Complex Effects of Salt on Small-Angle X-ray Scattering of BSA Originate From the Interplay of Ions and Hydration Water

TL;DR

This study combines experimental SAXS data with molecular dynamics simulations to reveal how salts influence protein structure through interactions with ions and hydration water.

Contribution

It introduces a novel approach integrating FMAPIq with explicit-solvent simulations to elucidate salt effects on protein SAXS data.

Findings

Salt effects on BSA SAXS arise from ion and hydration water interplay.

The combined method provides a detailed picture of protein-ion-water interactions.
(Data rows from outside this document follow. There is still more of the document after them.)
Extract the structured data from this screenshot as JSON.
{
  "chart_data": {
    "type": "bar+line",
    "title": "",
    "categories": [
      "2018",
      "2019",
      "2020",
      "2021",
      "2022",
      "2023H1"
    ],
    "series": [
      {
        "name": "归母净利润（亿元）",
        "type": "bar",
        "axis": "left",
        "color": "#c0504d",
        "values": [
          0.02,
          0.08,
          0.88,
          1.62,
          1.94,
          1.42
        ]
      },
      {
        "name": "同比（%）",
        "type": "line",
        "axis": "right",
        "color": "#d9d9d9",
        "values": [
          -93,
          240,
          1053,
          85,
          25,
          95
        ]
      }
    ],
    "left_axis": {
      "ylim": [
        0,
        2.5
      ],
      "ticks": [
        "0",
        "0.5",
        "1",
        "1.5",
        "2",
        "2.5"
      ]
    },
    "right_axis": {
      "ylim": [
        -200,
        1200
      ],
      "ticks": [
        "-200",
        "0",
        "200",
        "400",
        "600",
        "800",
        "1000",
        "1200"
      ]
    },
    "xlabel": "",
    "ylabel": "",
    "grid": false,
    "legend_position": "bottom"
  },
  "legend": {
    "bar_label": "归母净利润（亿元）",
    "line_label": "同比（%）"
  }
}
Complex salt effects can be explained by this integrated modeling approach.

Abstract

Salts are an integral part of the environment for living systems and, therefore, understanding their effects on proteins and other biomolecules is of fundamental interest. Small-angle X-ray scattering (SAXS) of protein solutions can provide valuable information on salt effects, but extracting this information has been a significant challenge. For example, SAXS data of bovine serum albumin (BSA) at various salt concentrations were fit to three different spherical models. Here we combined the newly developed FMAPIq approach with explicit-solvent all-atom molecular dynamics simulations to show that the complex effects of salt on the SAXS of BSA originate from the interplay of ions and hydration water, leading to a general picture of protein-ion-water interactions.